Di tengah kesibukan semua orang, aku pergi ke ruang tamu besar di rumah bangsawan untuk tugas yang paling penting.
Di sana, Speranza dan Namira yang kemarin menjadi dekat sedang bermain-main dengan benang.
Saat jari-jari Namira bergerak maju mundur, benang-benang di tangannya membentuk bentuk yang cantik, dan mata Speranza berbinar saat menonton.
Saat saya memasuki ruang tamu, Speranza bergegas menghampiri saya.
“Papaaaaa!”
“Apakah kamu bersenang-senang bermain, sayang?”
“Tidak! Bibi Namira mengajariku cara bermain dengan benang. Luar biasa!”
Ekor Speranza yang bersemangat bergoyang-goyang. Aku mengelus kepala Speranza dan bertukar pandang dengan Namira yang berada di sebelahnya.
“Terima kasih telah bermain dengan Speranza!”
“Tidak masalah, sungguh. Saya senang bergaul dengan wanita kecil itu.
Aku bisa merasakan kejujuran dalam seringai ceria Namira.
“Maafkan aku, Namira. Bisakah saya punya waktu berdua saja dengan Speranza?”
“Tentu! Saya akan berada di luar jika Anda membutuhkan saya.
Namira menembak Speranza satu lagi senyuman hangat sebelum keluar dari ruangan dengan cepat.
Wajah Speranza cemberut, tampak kesal karena aku mengusir Namira, yang mempermainkannya.
Aku terkekeh pelan dan mengangkat Speranza, lalu duduk di kursi terdekat dan meletakkannya di pangkuanku.
Gadis rubah yang menggemaskan menatapku dengan tatapan bingung, matanya yang besar berkedip.
“Speranza.”
“Ya, Ayah.”
“Apakah kamu ingin pergi mengunjungi nenekmu bersamaku?”

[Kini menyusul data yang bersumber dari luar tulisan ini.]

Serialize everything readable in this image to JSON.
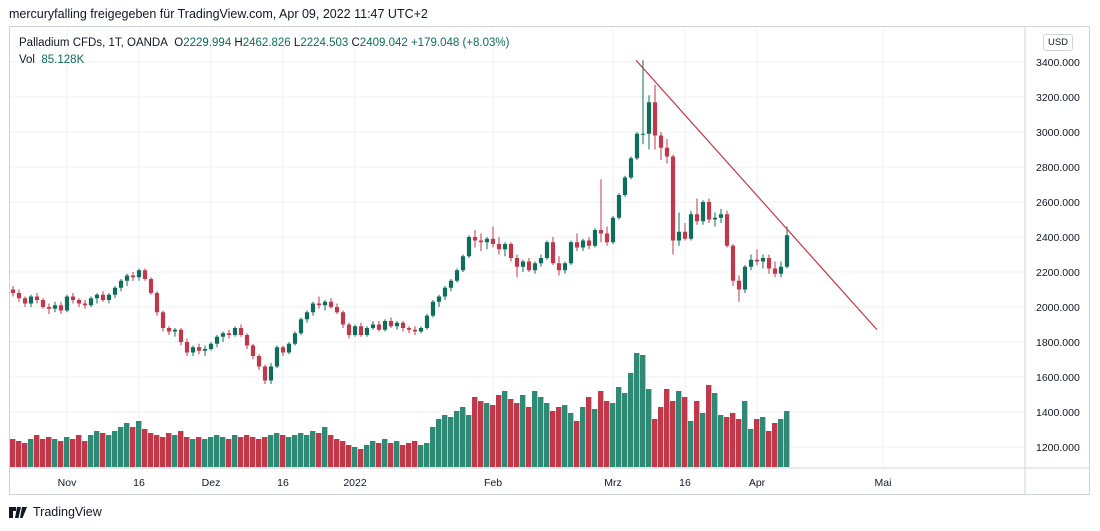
{
  "caption": "mercuryfalling freigegeben für TradingView.com, Apr 09, 2022 11:47 UTC+2",
  "legend": {
    "symbol": "Palladium CFDs, 1T, OANDA",
    "open_label": "O",
    "open": "2229.994",
    "high_label": "H",
    "high": "2462.826",
    "low_label": "L",
    "low": "2224.503",
    "close_label": "C",
    "close": "2409.042",
    "change": "+179.048 (+8.03%)",
    "vol_label": "Vol",
    "vol": "85.128K"
  },
  "unit_badge": "USD",
  "footer": {
    "brand": "TradingView"
  },
  "colors": {
    "up": "#0f6d5c",
    "down": "#c0394a",
    "vol_up": "#2e8a74",
    "vol_down": "#c0394a",
    "trend": "#c23645",
    "grid": "#eef0f3"
  },
  "chart_data": {
    "type": "candlestick",
    "title": "Palladium CFDs, 1T, OANDA",
    "ylabel": "USD",
    "ylim": [
      1080,
      3580
    ],
    "y_ticks": [
      "3400.000",
      "3200.000",
      "3000.000",
      "2800.000",
      "2600.000",
      "2400.000",
      "2200.000",
      "2000.000",
      "1800.000",
      "1600.000",
      "1400.000",
      "1200.000"
    ],
    "x_ticks": [
      {
        "label": "Nov",
        "i": 9
      },
      {
        "label": "16",
        "i": 21
      },
      {
        "label": "Dez",
        "i": 33
      },
      {
        "label": "16",
        "i": 45
      },
      {
        "label": "2022",
        "i": 57
      },
      {
        "label": "Feb",
        "i": 80
      },
      {
        "label": "Mrz",
        "i": 100
      },
      {
        "label": "16",
        "i": 112
      },
      {
        "label": "Apr",
        "i": 124
      },
      {
        "label": "Mai",
        "i": 145
      }
    ],
    "ohlc": [
      [
        2100,
        2120,
        2060,
        2080
      ],
      [
        2080,
        2100,
        2030,
        2050
      ],
      [
        2050,
        2060,
        2000,
        2020
      ],
      [
        2020,
        2070,
        2000,
        2060
      ],
      [
        2060,
        2080,
        2020,
        2040
      ],
      [
        2040,
        2050,
        1990,
        2000
      ],
      [
        2000,
        2020,
        1960,
        1990
      ],
      [
        1990,
        2030,
        1970,
        2010
      ],
      [
        2010,
        2030,
        1960,
        1980
      ],
      [
        1980,
        2070,
        1970,
        2060
      ],
      [
        2060,
        2080,
        2020,
        2040
      ],
      [
        2040,
        2050,
        2000,
        2020
      ],
      [
        2020,
        2040,
        1990,
        2010
      ],
      [
        2010,
        2060,
        2000,
        2050
      ],
      [
        2050,
        2080,
        2020,
        2070
      ],
      [
        2070,
        2090,
        2030,
        2040
      ],
      [
        2040,
        2080,
        2020,
        2070
      ],
      [
        2070,
        2120,
        2050,
        2110
      ],
      [
        2110,
        2160,
        2090,
        2150
      ],
      [
        2150,
        2190,
        2120,
        2180
      ],
      [
        2180,
        2200,
        2150,
        2170
      ],
      [
        2170,
        2220,
        2150,
        2210
      ],
      [
        2210,
        2220,
        2150,
        2160
      ],
      [
        2160,
        2170,
        2070,
        2080
      ],
      [
        2080,
        2090,
        1950,
        1970
      ],
      [
        1970,
        1980,
        1860,
        1880
      ],
      [
        1880,
        1890,
        1840,
        1860
      ],
      [
        1860,
        1880,
        1830,
        1870
      ],
      [
        1870,
        1880,
        1780,
        1800
      ],
      [
        1800,
        1820,
        1720,
        1740
      ],
      [
        1740,
        1780,
        1720,
        1770
      ],
      [
        1770,
        1790,
        1730,
        1750
      ],
      [
        1750,
        1780,
        1720,
        1760
      ],
      [
        1760,
        1800,
        1750,
        1790
      ],
      [
        1790,
        1840,
        1770,
        1830
      ],
      [
        1830,
        1860,
        1800,
        1850
      ],
      [
        1850,
        1870,
        1820,
        1840
      ],
      [
        1840,
        1890,
        1830,
        1880
      ],
      [
        1880,
        1900,
        1830,
        1840
      ],
      [
        1840,
        1850,
        1760,
        1780
      ],
      [
        1780,
        1790,
        1700,
        1720
      ],
      [
        1720,
        1730,
        1640,
        1660
      ],
      [
        1660,
        1670,
        1560,
        1580
      ],
      [
        1580,
        1680,
        1560,
        1660
      ],
      [
        1660,
        1780,
        1650,
        1770
      ],
      [
        1770,
        1780,
        1720,
        1740
      ],
      [
        1740,
        1800,
        1730,
        1790
      ],
      [
        1790,
        1860,
        1780,
        1850
      ],
      [
        1850,
        1940,
        1840,
        1930
      ],
      [
        1930,
        1980,
        1910,
        1970
      ],
      [
        1970,
        2030,
        1950,
        2020
      ],
      [
        2020,
        2060,
        1990,
        2010
      ],
      [
        2010,
        2040,
        1980,
        2030
      ],
      [
        2030,
        2050,
        1990,
        2000
      ],
      [
        2000,
        2020,
        1960,
        1970
      ],
      [
        1970,
        1980,
        1880,
        1900
      ],
      [
        1900,
        1910,
        1820,
        1840
      ],
      [
        1840,
        1900,
        1830,
        1890
      ],
      [
        1890,
        1910,
        1830,
        1840
      ],
      [
        1840,
        1890,
        1830,
        1880
      ],
      [
        1880,
        1920,
        1870,
        1900
      ],
      [
        1900,
        1920,
        1860,
        1870
      ],
      [
        1870,
        1930,
        1860,
        1920
      ],
      [
        1920,
        1940,
        1880,
        1890
      ],
      [
        1890,
        1920,
        1870,
        1910
      ],
      [
        1910,
        1920,
        1860,
        1880
      ],
      [
        1880,
        1890,
        1850,
        1870
      ],
      [
        1870,
        1890,
        1840,
        1860
      ],
      [
        1860,
        1890,
        1850,
        1880
      ],
      [
        1880,
        1960,
        1870,
        1950
      ],
      [
        1950,
        2040,
        1940,
        2030
      ],
      [
        2030,
        2070,
        2000,
        2060
      ],
      [
        2060,
        2120,
        2040,
        2110
      ],
      [
        2110,
        2160,
        2090,
        2150
      ],
      [
        2150,
        2220,
        2140,
        2210
      ],
      [
        2210,
        2300,
        2200,
        2290
      ],
      [
        2290,
        2410,
        2280,
        2400
      ],
      [
        2400,
        2440,
        2340,
        2380
      ],
      [
        2380,
        2420,
        2320,
        2370
      ],
      [
        2370,
        2400,
        2330,
        2390
      ],
      [
        2390,
        2460,
        2340,
        2360
      ],
      [
        2360,
        2400,
        2300,
        2330
      ],
      [
        2330,
        2370,
        2290,
        2360
      ],
      [
        2360,
        2370,
        2260,
        2280
      ],
      [
        2280,
        2300,
        2170,
        2230
      ],
      [
        2230,
        2270,
        2200,
        2260
      ],
      [
        2260,
        2280,
        2200,
        2210
      ],
      [
        2210,
        2260,
        2190,
        2250
      ],
      [
        2250,
        2300,
        2230,
        2280
      ],
      [
        2280,
        2380,
        2270,
        2370
      ],
      [
        2370,
        2400,
        2240,
        2250
      ],
      [
        2250,
        2290,
        2180,
        2210
      ],
      [
        2210,
        2260,
        2190,
        2250
      ],
      [
        2250,
        2380,
        2240,
        2370
      ],
      [
        2370,
        2420,
        2320,
        2340
      ],
      [
        2340,
        2390,
        2320,
        2380
      ],
      [
        2380,
        2400,
        2330,
        2350
      ],
      [
        2350,
        2450,
        2340,
        2440
      ],
      [
        2440,
        2730,
        2370,
        2420
      ],
      [
        2420,
        2460,
        2350,
        2370
      ],
      [
        2370,
        2520,
        2360,
        2510
      ],
      [
        2510,
        2650,
        2500,
        2640
      ],
      [
        2640,
        2750,
        2630,
        2740
      ],
      [
        2740,
        2860,
        2730,
        2850
      ],
      [
        2850,
        3000,
        2840,
        2990
      ],
      [
        2990,
        3410,
        2930,
        2990
      ],
      [
        2990,
        3210,
        2900,
        3170
      ],
      [
        3170,
        3270,
        2900,
        2980
      ],
      [
        2980,
        3000,
        2840,
        2910
      ],
      [
        2910,
        2960,
        2820,
        2860
      ],
      [
        2860,
        2870,
        2300,
        2380
      ],
      [
        2380,
        2540,
        2350,
        2430
      ],
      [
        2430,
        2480,
        2380,
        2390
      ],
      [
        2390,
        2550,
        2380,
        2530
      ],
      [
        2530,
        2620,
        2470,
        2490
      ],
      [
        2490,
        2610,
        2470,
        2600
      ],
      [
        2600,
        2620,
        2480,
        2500
      ],
      [
        2500,
        2540,
        2460,
        2510
      ],
      [
        2510,
        2560,
        2480,
        2530
      ],
      [
        2530,
        2550,
        2340,
        2350
      ],
      [
        2350,
        2360,
        2120,
        2150
      ],
      [
        2150,
        2180,
        2030,
        2100
      ],
      [
        2100,
        2240,
        2080,
        2230
      ],
      [
        2230,
        2300,
        2210,
        2270
      ],
      [
        2270,
        2330,
        2240,
        2260
      ],
      [
        2260,
        2300,
        2220,
        2280
      ],
      [
        2280,
        2300,
        2190,
        2220
      ],
      [
        2220,
        2260,
        2170,
        2190
      ],
      [
        2190,
        2260,
        2170,
        2230
      ],
      [
        2230,
        2460,
        2220,
        2410
      ]
    ],
    "volume": [
      14,
      13,
      12,
      14,
      16,
      14,
      15,
      14,
      13,
      15,
      14,
      16,
      13,
      16,
      18,
      17,
      16,
      18,
      20,
      22,
      20,
      23,
      19,
      17,
      16,
      15,
      17,
      16,
      18,
      15,
      14,
      15,
      14,
      15,
      16,
      15,
      14,
      16,
      15,
      16,
      15,
      14,
      15,
      16,
      17,
      16,
      15,
      16,
      17,
      16,
      18,
      17,
      20,
      16,
      14,
      13,
      11,
      10,
      9,
      11,
      13,
      12,
      14,
      12,
      13,
      11,
      12,
      13,
      11,
      12,
      20,
      24,
      26,
      25,
      28,
      30,
      26,
      35,
      33,
      32,
      31,
      36,
      38,
      34,
      32,
      36,
      30,
      38,
      35,
      32,
      28,
      30,
      31,
      27,
      23,
      30,
      35,
      29,
      38,
      33,
      32,
      40,
      37,
      47,
      57,
      56,
      39,
      24,
      30,
      39,
      33,
      38,
      35,
      23,
      33,
      27,
      41,
      37,
      26,
      25,
      27,
      24,
      33,
      19,
      24,
      25,
      18,
      22,
      24,
      28
    ]
  }
}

“Nenek? Ya! Saya ingin melihatnya.”
Wajah Speranza berseri-seri karena kegembiraan, dan dia sedikit menggeliat. Rasanya manis namun agak sedih melihatnya begitu senang dengan kata “nenek”.
Saya memberinya senyum lembut dan menjelaskan apa yang saya maksud dengan “nenek”.
“Bukan yang ada di Bumi.”
“…?”
“Aku sedang berbicara tentang nenek yang ibumu dan ibu Bibi Anis.”
“……”
“Apakah kamu ingin bertemu nenek itu?”
Ekspresi Speranza yang tadinya cerah tiba-tiba menjadi muram.